Unfortunately, while De Grey has a resource of 2.2~ million ounces that’s set to grow over 150% based on my estimates, the valuation is getting quite frothy even if we assume that 5.9 million ounces are proven up here. As we can see below, the company has 1,257 million shares outstanding and a share price of US$1.09, and this translates to a market cap of $1.37 billion. This valuation is more than what several gold producers are trading for currently. If we subtract out the company’s US$88~ million in cash, we come up with an enterprise value of $1.28~ billion, which is still quite lofty for an explorer, regardless of how impressive their resource is.
If we assume that De Grey proves up 5.9 million ounces of gold across its Mallina Gold Project by Q1 2022 and we value it this way, we still have an explorer currently trading at a valuation of US$217.29/oz. This is more than double the 4-period moving average for the price paid per ounce in the gold sector presently of $90.74/oz. I would argue that De Grey deserves a 60% premium to this 4-period moving average because this is a Tier-1 jurisdiction project that’s sitting next to infrastructure, and it is one of only about ten projects worldwide with 10 million ounce potential. However, even if we adjust for a 60% premium, which would translate to a fair value on ounces of US$145.18/oz, De Grey is trading more than 50% above this level. As the chart below shows, the valuation is off the charts. Therefore, buying at current levels carries elevated risk as there’s zero safety margin baked in here.
Unfortunately, for De Grey investors, the technical picture corroborates this view. As the chart shows, De Grey Mining is trading more than 50% above its 200-day moving average (yellow line). This level of an extension has given the stock trouble in the past, with the recent signal leading to a 35% correction. While there’s no guarantee that this time plays out similarly, there is a heightened risk for those considering adding exposure at current levels.

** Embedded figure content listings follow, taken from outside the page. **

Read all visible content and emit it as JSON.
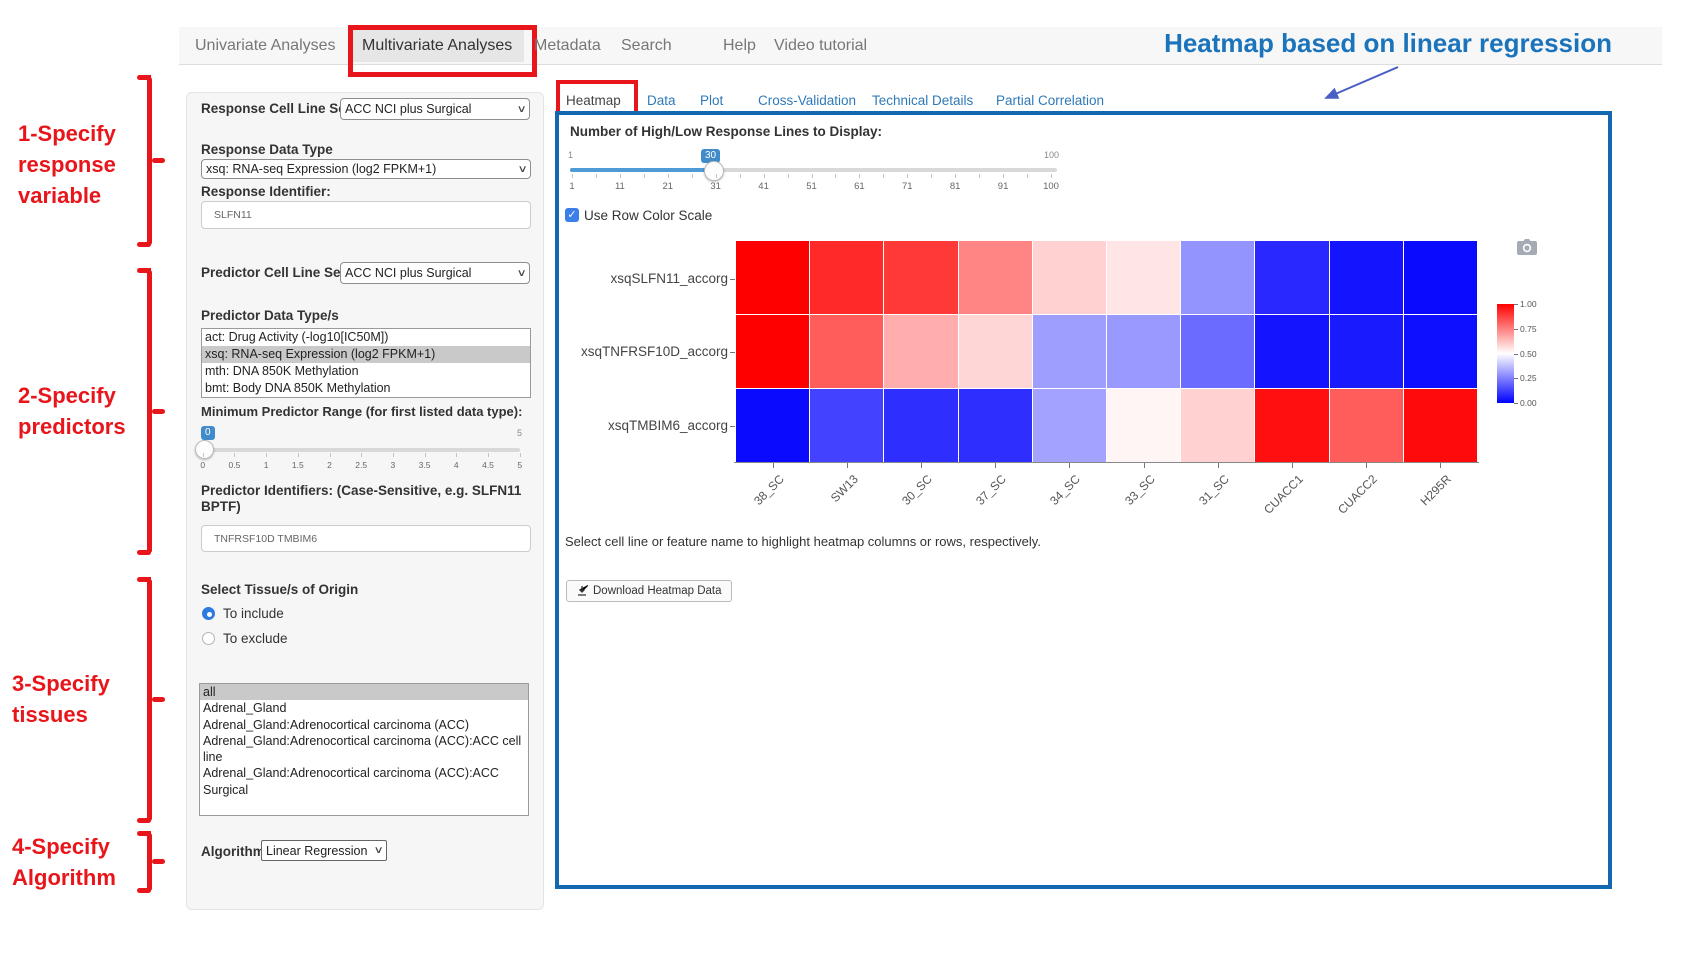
{
  "nav": {
    "items": [
      {
        "label": "Univariate Analyses",
        "active": false
      },
      {
        "label": "Multivariate Analyses",
        "active": true
      },
      {
        "label": "Metadata",
        "active": false
      },
      {
        "label": "Search",
        "active": false
      },
      {
        "label": "Help",
        "active": false
      },
      {
        "label": "Video tutorial",
        "active": false
      }
    ]
  },
  "annotations": {
    "blue_title": "Heatmap based on linear regression",
    "steps": [
      {
        "lines": "1-Specify\nresponse\nvariable"
      },
      {
        "lines": "2-Specify\npredictors"
      },
      {
        "lines": "3-Specify\n tissues"
      },
      {
        "lines": "4-Specify\n Algorithm"
      }
    ],
    "red_color": "#e8151b",
    "blue_color": "#1a73bb"
  },
  "sidebar": {
    "response_cell_line_set": {
      "label": "Response Cell Line Set",
      "value": "ACC NCI plus Surgical"
    },
    "response_data_type": {
      "label": "Response Data Type",
      "value": "xsq: RNA-seq Expression (log2 FPKM+1)"
    },
    "response_identifier": {
      "label": "Response Identifier:",
      "value": "SLFN11"
    },
    "predictor_cell_line_set": {
      "label": "Predictor Cell Line Set",
      "value": "ACC NCI plus Surgical"
    },
    "predictor_data_types": {
      "label": "Predictor Data Type/s",
      "options": [
        "act: Drug Activity (-log10[IC50M])",
        "xsq: RNA-seq Expression (log2 FPKM+1)",
        "mth: DNA 850K Methylation",
        "bmt: Body DNA 850K Methylation"
      ],
      "selected_index": 1
    },
    "min_predictor_range": {
      "label": "Minimum Predictor Range (for first listed data type):",
      "value": "0",
      "max_label": "5",
      "ticks": [
        "0",
        "0.5",
        "1",
        "1.5",
        "2",
        "2.5",
        "3",
        "3.5",
        "4",
        "4.5",
        "5"
      ]
    },
    "predictor_identifiers": {
      "label": "Predictor Identifiers: (Case-Sensitive, e.g. SLFN11 BPTF)",
      "value": "TNFRSF10D TMBIM6"
    },
    "tissues": {
      "label": "Select Tissue/s of Origin",
      "radios": [
        {
          "label": "To include",
          "checked": true
        },
        {
          "label": "To exclude",
          "checked": false
        }
      ],
      "options": [
        "all",
        "Adrenal_Gland",
        "Adrenal_Gland:Adrenocortical carcinoma (ACC)",
        "Adrenal_Gland:Adrenocortical carcinoma (ACC):ACC cell line",
        "Adrenal_Gland:Adrenocortical carcinoma (ACC):ACC Surgical"
      ],
      "selected_index": 0
    },
    "algorithm": {
      "label": "Algorithm",
      "value": "Linear Regression"
    }
  },
  "panel": {
    "tabs": [
      {
        "label": "Heatmap",
        "active": true
      },
      {
        "label": "Data",
        "active": false
      },
      {
        "label": "Plot",
        "active": false
      },
      {
        "label": "Cross-Validation",
        "active": false
      },
      {
        "label": "Technical Details",
        "active": false
      },
      {
        "label": "Partial Correlation",
        "active": false
      }
    ],
    "slider": {
      "label": "Number of High/Low Response Lines to Display:",
      "value": "30",
      "min": "1",
      "max": "100",
      "ticks": [
        "1",
        "11",
        "21",
        "31",
        "41",
        "51",
        "61",
        "71",
        "81",
        "91",
        "100"
      ]
    },
    "row_color_scale": {
      "label": "Use Row Color Scale",
      "checked": true
    },
    "hint": "Select cell line or feature name to highlight heatmap columns or rows, respectively.",
    "download_button": "Download Heatmap Data"
  },
  "chart_data": {
    "type": "heatmap",
    "title": "",
    "columns": [
      "38_SC",
      "SW13",
      "30_SC",
      "37_SC",
      "34_SC",
      "33_SC",
      "31_SC",
      "CUACC1",
      "CUACC2",
      "H295R"
    ],
    "rows": [
      "xsqSLFN11_accorg",
      "xsqTNFRSF10D_accorg",
      "xsqTMBIM6_accorg"
    ],
    "values": [
      [
        1.0,
        0.92,
        0.89,
        0.74,
        0.59,
        0.55,
        0.29,
        0.08,
        0.04,
        0.02
      ],
      [
        1.0,
        0.82,
        0.66,
        0.58,
        0.31,
        0.3,
        0.21,
        0.04,
        0.05,
        0.03
      ],
      [
        0.02,
        0.13,
        0.09,
        0.09,
        0.32,
        0.52,
        0.59,
        0.97,
        0.82,
        0.98
      ]
    ],
    "colorscale": {
      "low": "#0000ff",
      "mid": "#ffffff",
      "high": "#ff0000"
    },
    "colorbar_ticks": [
      "1.00",
      "0.75",
      "0.50",
      "0.25",
      "0.00"
    ],
    "legend_position": "right",
    "grid": false
  }
}
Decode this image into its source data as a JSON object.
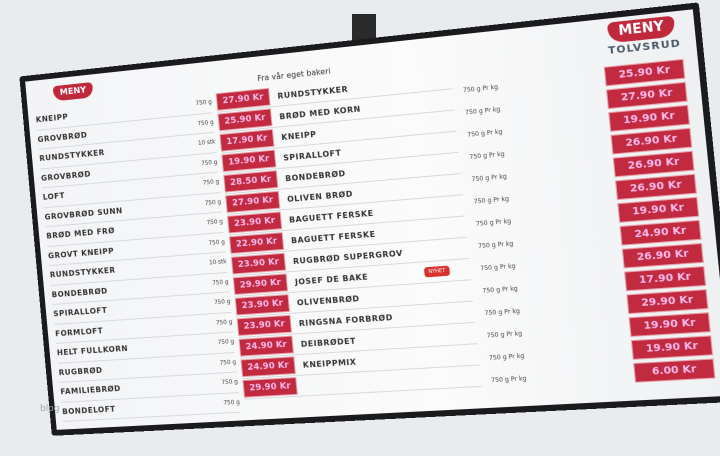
{
  "brand": {
    "logo_text": "MENY",
    "store_name": "TOLVSRUD",
    "accent": "#c22a40"
  },
  "heading": "Fra vår eget bakeri",
  "left_column": [
    {
      "name": "KNEIPP",
      "info": "750 g"
    },
    {
      "name": "GROVBRØD",
      "info": "750 g"
    },
    {
      "name": "RUNDSTYKKER",
      "info": "10 stk"
    },
    {
      "name": "GROVBRØD",
      "info": "750 g"
    },
    {
      "name": "LOFT",
      "info": "750 g"
    },
    {
      "name": "GROVBRØD SUNN",
      "info": "750 g"
    },
    {
      "name": "BRØD MED FRØ",
      "info": "750 g"
    },
    {
      "name": "GROVT KNEIPP",
      "info": "750 g"
    },
    {
      "name": "RUNDSTYKKER",
      "info": "10 stk"
    },
    {
      "name": "BONDEBRØD",
      "info": "750 g"
    },
    {
      "name": "SPIRALLOFT",
      "info": "750 g"
    },
    {
      "name": "FORMLOFT",
      "info": "750 g"
    },
    {
      "name": "HELT FULLKORN",
      "info": "750 g"
    },
    {
      "name": "RUGBRØD",
      "info": "750 g"
    },
    {
      "name": "FAMILIEBRØD",
      "info": "750 g"
    },
    {
      "name": "BONDELOFT",
      "info": "750 g"
    }
  ],
  "middle_column": [
    {
      "price": "27.90 Kr",
      "name": "RUNDSTYKKER"
    },
    {
      "price": "25.90 Kr",
      "name": "BRØD MED KORN"
    },
    {
      "price": "17.90 Kr",
      "name": "KNEIPP"
    },
    {
      "price": "19.90 Kr",
      "name": "SPIRALLOFT"
    },
    {
      "price": "28.50 Kr",
      "name": "BONDEBRØD"
    },
    {
      "price": "27.90 Kr",
      "name": "OLIVEN BRØD"
    },
    {
      "price": "23.90 Kr",
      "name": "BAGUETT FERSKE"
    },
    {
      "price": "22.90 Kr",
      "name": "BAGUETT FERSKE"
    },
    {
      "price": "23.90 Kr",
      "name": "RUGBRØD SUPERGROV"
    },
    {
      "price": "29.90 Kr",
      "name": "JOSEF DE BAKE"
    },
    {
      "price": "23.90 Kr",
      "name": "OLIVENBRØD"
    },
    {
      "price": "23.90 Kr",
      "name": "RINGSNA FORBRØD"
    },
    {
      "price": "24.90 Kr",
      "name": "DEIBRØDET"
    },
    {
      "price": "24.90 Kr",
      "name": "KNEIPPMIX"
    },
    {
      "price": "29.90 Kr",
      "name": ""
    }
  ],
  "right_column": [
    {
      "info": "750 g Pr kg",
      "price": "25.90 Kr"
    },
    {
      "info": "750 g Pr kg",
      "price": "27.90 Kr"
    },
    {
      "info": "750 g Pr kg",
      "price": "19.90 Kr"
    },
    {
      "info": "750 g Pr kg",
      "price": "26.90 Kr"
    },
    {
      "info": "750 g Pr kg",
      "price": "26.90 Kr"
    },
    {
      "info": "750 g Pr kg",
      "price": "26.90 Kr"
    },
    {
      "info": "750 g Pr kg",
      "price": "19.90 Kr"
    },
    {
      "info": "750 g Pr kg",
      "price": "24.90 Kr"
    },
    {
      "info": "750 g Pr kg",
      "price": "26.90 Kr"
    },
    {
      "info": "750 g Pr kg",
      "price": "17.90 Kr"
    },
    {
      "info": "750 g Pr kg",
      "price": "29.90 Kr"
    },
    {
      "info": "750 g Pr kg",
      "price": "19.90 Kr"
    },
    {
      "info": "750 g Pr kg",
      "price": "19.90 Kr"
    },
    {
      "info": "750 g Pr kg",
      "price": "6.00 Kr"
    }
  ],
  "badge": "NYHET",
  "watermark": "blog"
}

While De Grey Mining is arguably the most impressive discovery in the past year in the sector, and one of few juniors capable of proving up 10 million ounces by 2025, I see very little value at US$1.10. Based on an enterprise value per ounce of above US$215.00, the company is trading for more than double the average paid for previous takeover targets, and 50% above where I believe fair value is ($145.00~/oz). Therefore, while the drill results to date and incredible exploration success are mesmerizing, I do not believe investors should be lured into chasing the stock above US$1.10, where there’s zero margin of safety.
De Grey Mining (DEG.ASX) has significant daily trading volume on the Australian Stock Exchange but trades very thinly on the OTC Market. Therefore, the best way to trade the stock is on the Australian Stock Exchange as there is significant risk to buying on the OTC due to wide bid/ask spreads, low liquidity, and no guarantee of future liquidity.
Disclosure: I am/we are long GLD. I wrote this article myself, and it expresses my own opinions. I am not receiving compensation for it (other than from Seeking Alpha). I have no business relationship with any company whose stock is mentioned in this article.
Additional disclosure: Disclaimer: Taylor Dart is not a Registered Investment Advisor or Financial Planner. This writing is for informational purposes only. It does not constitute an offer to sell, a solicitation to buy, or a recommendation regarding any securities transaction. The information contained in this writing should not be construed as financial or investment advice on any subject matter. Taylor Dart expressly disclaims all liability in respect to actions taken based on any or all of the information on this writing.